The attorney representing John Graziano, the Iraq war veteran grievously injured in a wreck involving the son of Hulk Hogan, accused Hogan in court Wednesday of lying about efforts to settle a lawsuit Graziano's guardian filed against the former famed wrestler and his family.
Attorney George Tragos said Hogan signed a confidentiality agreement in October not to disclose what happened during an effort to settle the lawsuit, then went on to talk about the mediation publicly. In addition, Hogan inaccurately portrayed the money discussed and said what he offered would place Graziano "in a five-star hotel for the rest of his life," Tragos said.
Tragos' remarks came Wednesday afternoon during a hearing to determine to what extent depositions -- which are transcribed, sometimes videotaped testimony taken from witnesses before a trial -- should be made available to the media covering the Graziano lawsuit.
Tragos' concern was that he might be hamstrung from releasing to the media a transcript of a deposition that refutes something someone else says about the case.

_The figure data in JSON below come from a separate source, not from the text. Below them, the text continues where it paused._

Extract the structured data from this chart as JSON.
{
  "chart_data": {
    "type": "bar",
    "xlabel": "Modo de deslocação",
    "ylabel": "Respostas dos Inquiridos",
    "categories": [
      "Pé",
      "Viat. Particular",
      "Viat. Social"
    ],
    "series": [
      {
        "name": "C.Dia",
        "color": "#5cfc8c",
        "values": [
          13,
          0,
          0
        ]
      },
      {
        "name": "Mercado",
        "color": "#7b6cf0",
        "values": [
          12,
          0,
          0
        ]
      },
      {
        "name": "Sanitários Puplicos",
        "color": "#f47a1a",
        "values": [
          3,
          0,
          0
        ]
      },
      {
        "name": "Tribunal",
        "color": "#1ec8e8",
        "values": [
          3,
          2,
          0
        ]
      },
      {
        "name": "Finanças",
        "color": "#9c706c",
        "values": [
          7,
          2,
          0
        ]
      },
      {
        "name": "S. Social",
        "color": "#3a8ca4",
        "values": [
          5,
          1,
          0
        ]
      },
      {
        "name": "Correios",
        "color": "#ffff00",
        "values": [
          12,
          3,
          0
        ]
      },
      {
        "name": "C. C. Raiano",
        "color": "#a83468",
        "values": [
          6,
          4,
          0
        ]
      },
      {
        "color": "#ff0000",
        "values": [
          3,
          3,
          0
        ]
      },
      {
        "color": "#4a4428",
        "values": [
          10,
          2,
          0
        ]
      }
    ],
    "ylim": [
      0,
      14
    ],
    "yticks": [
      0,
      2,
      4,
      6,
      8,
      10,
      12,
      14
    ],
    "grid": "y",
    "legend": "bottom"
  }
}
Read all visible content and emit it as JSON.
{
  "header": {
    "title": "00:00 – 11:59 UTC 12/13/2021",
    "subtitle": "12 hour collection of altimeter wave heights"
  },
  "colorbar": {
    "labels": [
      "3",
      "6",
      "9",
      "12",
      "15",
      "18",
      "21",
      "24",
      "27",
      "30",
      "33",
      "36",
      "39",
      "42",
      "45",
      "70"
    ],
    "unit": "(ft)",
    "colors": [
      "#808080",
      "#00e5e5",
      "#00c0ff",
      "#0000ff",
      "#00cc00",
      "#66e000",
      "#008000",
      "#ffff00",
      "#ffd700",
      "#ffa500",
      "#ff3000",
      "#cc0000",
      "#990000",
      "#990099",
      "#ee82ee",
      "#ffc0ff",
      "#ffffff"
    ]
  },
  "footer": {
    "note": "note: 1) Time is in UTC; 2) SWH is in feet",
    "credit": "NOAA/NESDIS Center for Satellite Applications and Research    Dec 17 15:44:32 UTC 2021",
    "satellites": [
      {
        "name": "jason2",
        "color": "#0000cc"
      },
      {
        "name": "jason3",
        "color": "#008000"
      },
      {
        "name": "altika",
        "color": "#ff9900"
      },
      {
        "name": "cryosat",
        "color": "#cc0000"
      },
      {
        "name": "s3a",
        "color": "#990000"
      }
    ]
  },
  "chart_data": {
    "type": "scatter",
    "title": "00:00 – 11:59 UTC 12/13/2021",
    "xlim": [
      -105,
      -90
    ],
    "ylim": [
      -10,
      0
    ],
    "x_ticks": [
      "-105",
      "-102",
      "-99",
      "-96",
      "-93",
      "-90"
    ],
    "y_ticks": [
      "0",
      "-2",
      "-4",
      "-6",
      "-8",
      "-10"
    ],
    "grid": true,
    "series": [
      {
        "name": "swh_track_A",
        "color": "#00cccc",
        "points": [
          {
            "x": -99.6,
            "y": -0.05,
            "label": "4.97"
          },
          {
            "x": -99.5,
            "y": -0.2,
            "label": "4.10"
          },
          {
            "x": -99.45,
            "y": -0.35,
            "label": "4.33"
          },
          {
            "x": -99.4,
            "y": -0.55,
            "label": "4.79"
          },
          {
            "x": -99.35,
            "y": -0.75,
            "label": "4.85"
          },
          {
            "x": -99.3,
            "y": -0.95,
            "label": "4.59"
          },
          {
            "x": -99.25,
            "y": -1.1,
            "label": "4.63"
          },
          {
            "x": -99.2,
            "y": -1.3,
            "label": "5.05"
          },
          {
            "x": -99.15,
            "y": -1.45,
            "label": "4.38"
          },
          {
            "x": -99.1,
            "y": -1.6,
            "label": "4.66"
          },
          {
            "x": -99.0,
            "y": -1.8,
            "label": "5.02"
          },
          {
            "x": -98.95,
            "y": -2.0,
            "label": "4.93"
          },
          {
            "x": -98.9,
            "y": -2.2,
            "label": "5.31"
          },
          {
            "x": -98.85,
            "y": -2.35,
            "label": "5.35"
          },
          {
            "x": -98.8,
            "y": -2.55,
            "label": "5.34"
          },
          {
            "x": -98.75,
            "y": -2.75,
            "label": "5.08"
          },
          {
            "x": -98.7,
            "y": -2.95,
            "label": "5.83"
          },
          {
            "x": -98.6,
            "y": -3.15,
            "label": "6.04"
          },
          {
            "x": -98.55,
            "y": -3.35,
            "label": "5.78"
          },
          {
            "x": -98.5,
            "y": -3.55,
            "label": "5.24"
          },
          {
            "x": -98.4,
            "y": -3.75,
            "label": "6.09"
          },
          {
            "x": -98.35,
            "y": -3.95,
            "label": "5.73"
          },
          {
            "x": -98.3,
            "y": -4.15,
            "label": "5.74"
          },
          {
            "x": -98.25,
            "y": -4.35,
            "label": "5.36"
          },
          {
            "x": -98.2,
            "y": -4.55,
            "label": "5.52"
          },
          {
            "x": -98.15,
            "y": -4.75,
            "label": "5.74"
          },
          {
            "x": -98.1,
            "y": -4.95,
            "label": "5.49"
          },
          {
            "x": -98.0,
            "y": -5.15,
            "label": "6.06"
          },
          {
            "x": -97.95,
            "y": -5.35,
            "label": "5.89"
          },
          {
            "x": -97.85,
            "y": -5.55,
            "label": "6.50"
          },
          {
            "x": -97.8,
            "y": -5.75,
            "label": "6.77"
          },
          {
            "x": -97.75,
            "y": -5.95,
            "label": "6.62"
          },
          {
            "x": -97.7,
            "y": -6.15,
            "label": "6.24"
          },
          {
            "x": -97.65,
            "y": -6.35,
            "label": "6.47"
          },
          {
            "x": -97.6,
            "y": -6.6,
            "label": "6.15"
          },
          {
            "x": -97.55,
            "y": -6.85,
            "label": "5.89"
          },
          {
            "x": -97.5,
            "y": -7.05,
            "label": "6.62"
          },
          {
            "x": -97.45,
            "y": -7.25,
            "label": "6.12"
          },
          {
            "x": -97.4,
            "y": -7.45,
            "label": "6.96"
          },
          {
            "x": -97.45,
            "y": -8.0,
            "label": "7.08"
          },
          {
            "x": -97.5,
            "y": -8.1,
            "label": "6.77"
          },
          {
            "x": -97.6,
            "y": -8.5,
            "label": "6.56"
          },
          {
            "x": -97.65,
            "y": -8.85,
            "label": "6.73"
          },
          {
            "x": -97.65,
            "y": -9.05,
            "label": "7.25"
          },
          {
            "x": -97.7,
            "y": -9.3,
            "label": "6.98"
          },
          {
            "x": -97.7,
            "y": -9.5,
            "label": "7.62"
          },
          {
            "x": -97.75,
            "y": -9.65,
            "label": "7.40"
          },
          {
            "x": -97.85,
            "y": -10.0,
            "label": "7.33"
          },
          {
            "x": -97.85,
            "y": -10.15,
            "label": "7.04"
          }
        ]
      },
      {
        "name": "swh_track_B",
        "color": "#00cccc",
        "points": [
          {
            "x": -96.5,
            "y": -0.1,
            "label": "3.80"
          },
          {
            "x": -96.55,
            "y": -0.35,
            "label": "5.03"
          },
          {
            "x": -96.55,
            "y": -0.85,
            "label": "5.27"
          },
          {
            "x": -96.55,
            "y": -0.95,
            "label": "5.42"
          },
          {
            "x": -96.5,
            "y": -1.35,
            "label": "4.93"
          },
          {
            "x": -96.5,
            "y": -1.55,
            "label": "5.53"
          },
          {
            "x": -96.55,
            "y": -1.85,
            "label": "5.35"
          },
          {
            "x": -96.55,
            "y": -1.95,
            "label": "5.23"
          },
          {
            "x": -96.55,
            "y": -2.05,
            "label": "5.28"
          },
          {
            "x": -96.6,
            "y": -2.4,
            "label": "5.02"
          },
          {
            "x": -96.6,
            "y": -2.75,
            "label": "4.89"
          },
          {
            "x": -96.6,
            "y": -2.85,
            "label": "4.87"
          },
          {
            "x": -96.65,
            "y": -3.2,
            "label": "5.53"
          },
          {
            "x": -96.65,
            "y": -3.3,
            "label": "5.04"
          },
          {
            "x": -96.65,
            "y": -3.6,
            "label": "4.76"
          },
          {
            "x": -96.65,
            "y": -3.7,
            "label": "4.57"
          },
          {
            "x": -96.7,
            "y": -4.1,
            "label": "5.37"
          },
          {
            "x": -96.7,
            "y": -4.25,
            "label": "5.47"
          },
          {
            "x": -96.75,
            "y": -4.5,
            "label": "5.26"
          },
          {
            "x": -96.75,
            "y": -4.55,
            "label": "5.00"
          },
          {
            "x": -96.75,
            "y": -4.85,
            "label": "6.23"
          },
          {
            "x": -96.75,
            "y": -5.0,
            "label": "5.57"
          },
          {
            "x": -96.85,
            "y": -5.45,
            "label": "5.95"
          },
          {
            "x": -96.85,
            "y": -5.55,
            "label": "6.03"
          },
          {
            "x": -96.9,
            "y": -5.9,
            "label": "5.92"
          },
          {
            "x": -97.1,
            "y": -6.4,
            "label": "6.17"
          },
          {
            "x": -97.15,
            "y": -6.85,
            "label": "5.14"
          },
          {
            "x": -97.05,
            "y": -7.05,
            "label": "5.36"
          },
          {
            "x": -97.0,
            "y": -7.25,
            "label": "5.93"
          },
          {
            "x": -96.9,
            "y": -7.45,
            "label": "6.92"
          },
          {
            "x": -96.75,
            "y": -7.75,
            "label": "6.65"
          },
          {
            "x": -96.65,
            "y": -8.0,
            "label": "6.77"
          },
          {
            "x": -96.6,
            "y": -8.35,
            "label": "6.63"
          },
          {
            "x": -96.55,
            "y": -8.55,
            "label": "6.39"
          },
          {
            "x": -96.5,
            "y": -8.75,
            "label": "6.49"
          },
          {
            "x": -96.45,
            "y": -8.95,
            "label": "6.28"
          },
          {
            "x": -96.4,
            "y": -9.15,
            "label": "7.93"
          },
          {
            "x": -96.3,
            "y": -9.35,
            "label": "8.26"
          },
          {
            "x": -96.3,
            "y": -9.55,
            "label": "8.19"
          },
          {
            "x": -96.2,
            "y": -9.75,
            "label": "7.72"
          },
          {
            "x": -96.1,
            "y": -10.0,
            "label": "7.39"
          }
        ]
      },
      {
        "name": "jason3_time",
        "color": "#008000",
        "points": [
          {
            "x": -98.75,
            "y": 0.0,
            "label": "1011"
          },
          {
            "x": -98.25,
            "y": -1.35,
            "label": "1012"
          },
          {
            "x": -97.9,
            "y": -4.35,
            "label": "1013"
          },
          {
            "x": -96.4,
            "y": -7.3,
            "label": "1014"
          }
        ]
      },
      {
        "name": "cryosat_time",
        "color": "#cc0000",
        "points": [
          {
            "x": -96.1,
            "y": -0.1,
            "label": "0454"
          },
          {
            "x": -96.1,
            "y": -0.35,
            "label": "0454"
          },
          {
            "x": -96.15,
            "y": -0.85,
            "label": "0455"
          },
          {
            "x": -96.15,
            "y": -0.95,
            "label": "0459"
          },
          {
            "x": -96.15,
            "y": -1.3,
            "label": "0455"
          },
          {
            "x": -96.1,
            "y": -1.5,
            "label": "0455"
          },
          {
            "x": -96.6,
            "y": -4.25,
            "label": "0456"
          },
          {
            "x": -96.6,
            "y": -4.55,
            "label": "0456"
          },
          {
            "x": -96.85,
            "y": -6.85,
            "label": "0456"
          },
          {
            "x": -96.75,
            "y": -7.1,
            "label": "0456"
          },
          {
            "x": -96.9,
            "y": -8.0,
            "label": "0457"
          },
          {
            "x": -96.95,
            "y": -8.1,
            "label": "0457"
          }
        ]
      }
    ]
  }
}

If Tragos wanted to release a deposition that refutes what someone says, he would have to go before Pinellas-Pasco Circuit Judge W. Douglas Baird and ask to do so, Tragos said after the hearing.
That is standard, however. Typically, a deposition in a civil case is only placed in a court file, which is public record, if the deposition touches on a specific issue to be argued over at a future hearing.
Stuart Freeman, an attorney for Hogan's son, Nick Bollea, had asked that the media not be allowed to attend any depositions. No one suggested they had a legal right to do so, and Baird granted that request.
The attorneys for the defendants in the Graziano lawsuit - Hogan, Nick Bollea, Hogan's estranged wife Linda Bollea and Danny Jacobs, who was said to be racing against Bollea before the wreck - all asked that the media be restricted from attending the depositions. They also sought to ensure the media didn't have any access to the transcripts of the depositions that they wouldn't have otherwise, and Baird agreed with this, too.
Rachel E. Fugate, an attorney with Thomas & LoCicero, which was representing News Channel 8 and The Tampa Tribune, noted the Bolleas have generated much publicity on their own, outside the judicial arena, about their various plights. They cannot now turn around and ask for a measure designed to curtail publicity, she said.
Fugate noted that in the time since the defendants in the Graziano lawsuit filed their request touching on the depositions, Hogan has appeared on the Bubba the Love Sponge radio show 10 times and has discussed the Graziano lawsuit, along with his contentious pending divorce from his estranged wife Linda Bollea.
"To go out and generate this publicity and then to use that to restrict access to information'' doesn't pass legal muster if they are trying to argue releasing the depositions would impinge on their right to a fair trial, she said.
At a separate hearing Wednesday afternoon, Tragos asked that he be given access to the audiotaped conversations Nick Bollea had with family members when he was serving an eight-month sentence related to the wreck. Whether the media has a right to those tapes is the subject of a different lawsuit, which is ongoing.
Judge Baird told Tragos the scope of his request was too broad, and the judge himself said he didn't relish the prospect of going through 30 to 40 hours of tapes to decide what's relevant to the civil suit and what isn't.
The judge said a hearing should be set to argue the matter.